To create an instance of the GitHub API Mining Utility in either a Python environment or a IPython/Jupyter notebook, run the following commands:
from minerutils import GitHub
gh = GitHub(username, token)
# example:
# gh = GitHub(username='nelsonni', token='b123c123d123e123')
Once the GitHub API Mining Utility has been instantiated, you can interact with the GitHub REST API through GET requests that take the following format:
gh.get(url, params, headers)
# example (these are equivalent):
# gh.get("/repos/scala/scala/pulls", params={'state': 'all'})
# gh.get("/repos/scala/scala/pulls?state=all")
The examples above get all of the pull requests for the specified project (e.g. scala/scala
). The params
and header
arguments are optional, but useful for passing a parameter or query for a particular resource. Both parameters take a map of (key, value)

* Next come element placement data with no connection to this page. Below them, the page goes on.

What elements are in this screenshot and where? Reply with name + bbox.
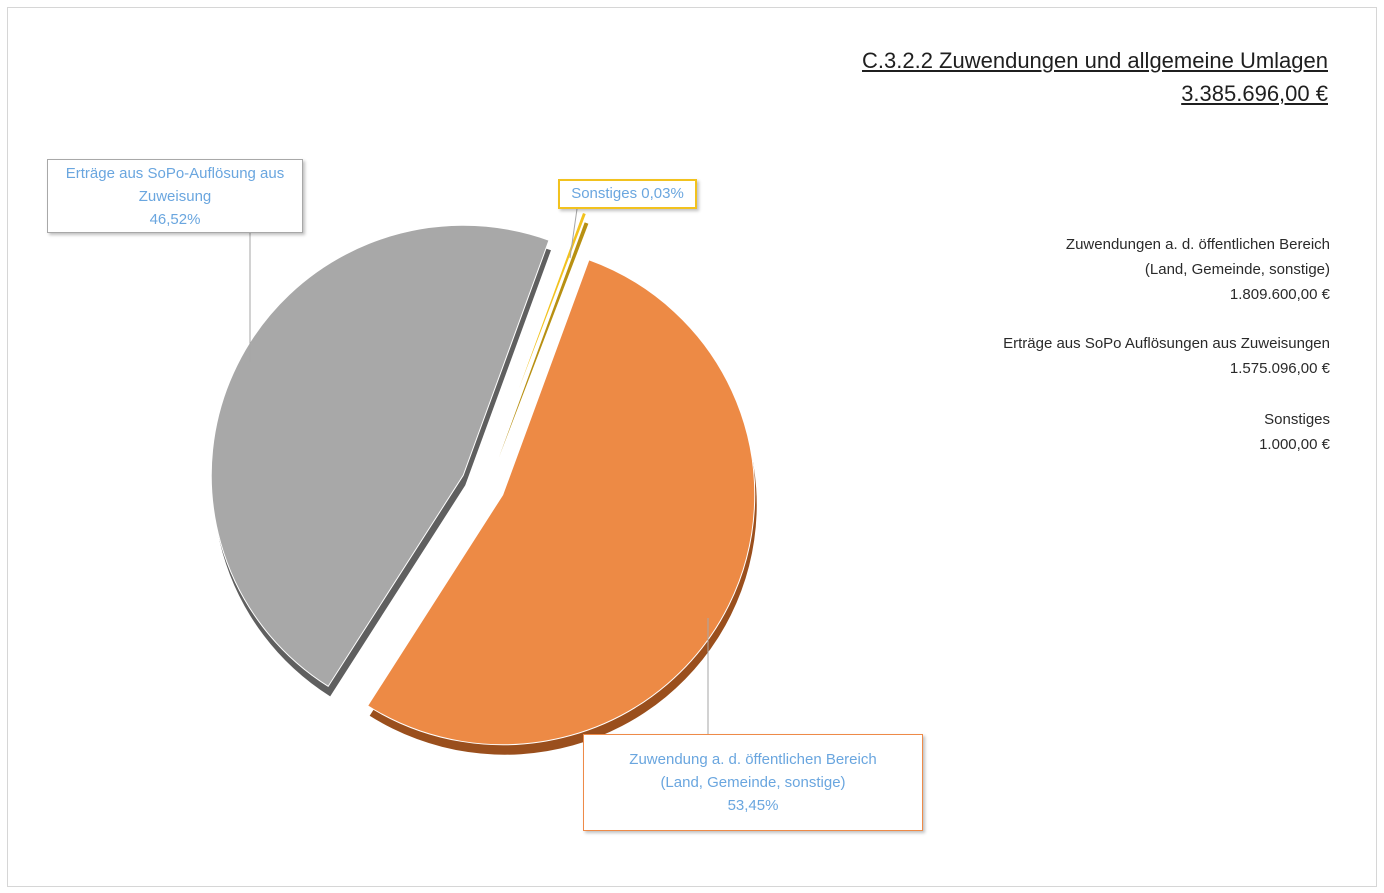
data-label-text: Zuwendung a. d. öffentlichen Bereich — [629, 751, 877, 768]
pie-slice-public — [366, 259, 756, 746]
data-label-percent: 46,52% — [149, 211, 201, 228]
summary-amount: 1.809.600,00 € — [1229, 286, 1330, 303]
chart-frame — [7, 7, 1377, 887]
data-label-other: Sonstiges 0,03% — [558, 179, 697, 209]
data-label-sopo: Erträge aus SoPo-Auflösung aus Zuweisung… — [47, 159, 303, 233]
summary-item-sopo: Erträge aus SoPo Auflösungen aus Zuweisu… — [810, 331, 1330, 381]
data-label-text: Sonstiges 0,03% — [571, 185, 684, 202]
summary-item-public: Zuwendungen a. d. öffentlichen Bereich (… — [810, 232, 1330, 307]
summary-amount: 1.575.096,00 € — [1229, 360, 1330, 377]
summary-list: Zuwendungen a. d. öffentlichen Bereich (… — [810, 232, 1330, 481]
data-label-percent: 53,45% — [727, 797, 779, 814]
summary-item-other: Sonstiges 1.000,00 € — [810, 407, 1330, 457]
pie-slice-sopo — [210, 224, 550, 688]
title-block: C.3.2.2 Zuwendungen und allgemeine Umlag… — [862, 44, 1328, 110]
summary-amount: 1.000,00 € — [1259, 436, 1330, 453]
data-label-text: Erträge aus SoPo-Auflösung aus — [65, 165, 285, 182]
summary-label: (Land, Gemeinde, sonstige) — [1144, 261, 1330, 278]
data-label-public: Zuwendung a. d. öffentlichen Bereich (La… — [583, 734, 923, 831]
leader-line-layer — [249, 208, 709, 734]
data-label-text: Zuweisung — [138, 188, 212, 205]
summary-label: Erträge aus SoPo Auflösungen aus Zuweisu… — [1003, 335, 1330, 352]
leader-line-other — [569, 208, 578, 259]
pie-slice-other-shadow — [498, 222, 589, 458]
pie-slice-other — [496, 211, 588, 448]
data-label-text: (Land, Gemeinde, sonstige) — [660, 774, 846, 791]
chart-total: 3.385.696,00 € — [1181, 81, 1328, 106]
summary-label: Sonstiges — [1264, 411, 1330, 428]
pie-slice-layer — [210, 211, 756, 746]
summary-label: Zuwendungen a. d. öffentlichen Bereich — [1065, 236, 1330, 253]
chart-title: C.3.2.2 Zuwendungen und allgemeine Umlag… — [862, 48, 1328, 73]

pairs for the arguments that you want to pass to the GitHub API endpoint. The alternative is to embed the parameters directly into the url
(as demonstrated in the second example above).
For all available GitHub REST API (v3) resources, including url
and params
values, refer to the GitHub Docs: REST API site.
This miner is written in Python 3, and should be run in a Python 3.x environment. If you attempt to run in a Python 2 environment, runtime errors will warn that urllib.parse
module cannot be imported (this is because the urlparse
module was renamed to urllib.parse
in Python 3).
Command | Return Type | Description |
---|---|---|
printConfig() |
None |
Prints the symbols table associated with the GitHub API Mining Utility instance, including authentication values. |
get(url, params={}, headers={}, perPage=100) |
list |
Calls the GitHub REST API (v3) using GET requests that include the authentication parameters (if provided during instantiation), any params pairs (if provided), any headers pairs (if provided), and paginates the results based on the perPage rate. This call respects the GitHub REST API (v3) rate limits (included in 403 status code responses) to determine when the rate limit has been exhausted, and will sleep until the limit has been reset. |
getRepoRoot(repo) |
string |
Accepts a repo parameter in the form of a map containing username and repo key-value pairs, and returns a GitHub URL of the form https://api.github.com/{username}/{repo} . |
getRemainingRateLimit() |
int |
Obtains the numerical count of the remaining GitHub REST API (v3) calls allowed before reaching the rate limit. |
printRemainingRateLimit() |
None |
Prints the numerical count of the remaining GitHub API (v3) calls allowed before reaching the rate limit. |
repoExists(user, repo) |
bool |
Calls the GitHub REST API (v3) using a GET request with a URL of the form https://api.github.com/repos/{user}/{repo} and indicates whether that response was successful (i.e. whether the repository exists on GitHub). |
writeData(path, data) |
None |
Writes a UTF-8 encoded JSON file containing the serialized data to the indicated path . |
readData(path) |
list |
Reads a UTF-8 encoded JSON file from the indicated path using bigjson for handling large JSON datasets and outputting to a Python object that operates similar to a list . |
This project is licensed under the MIT License - see the LICENSE.md file for details.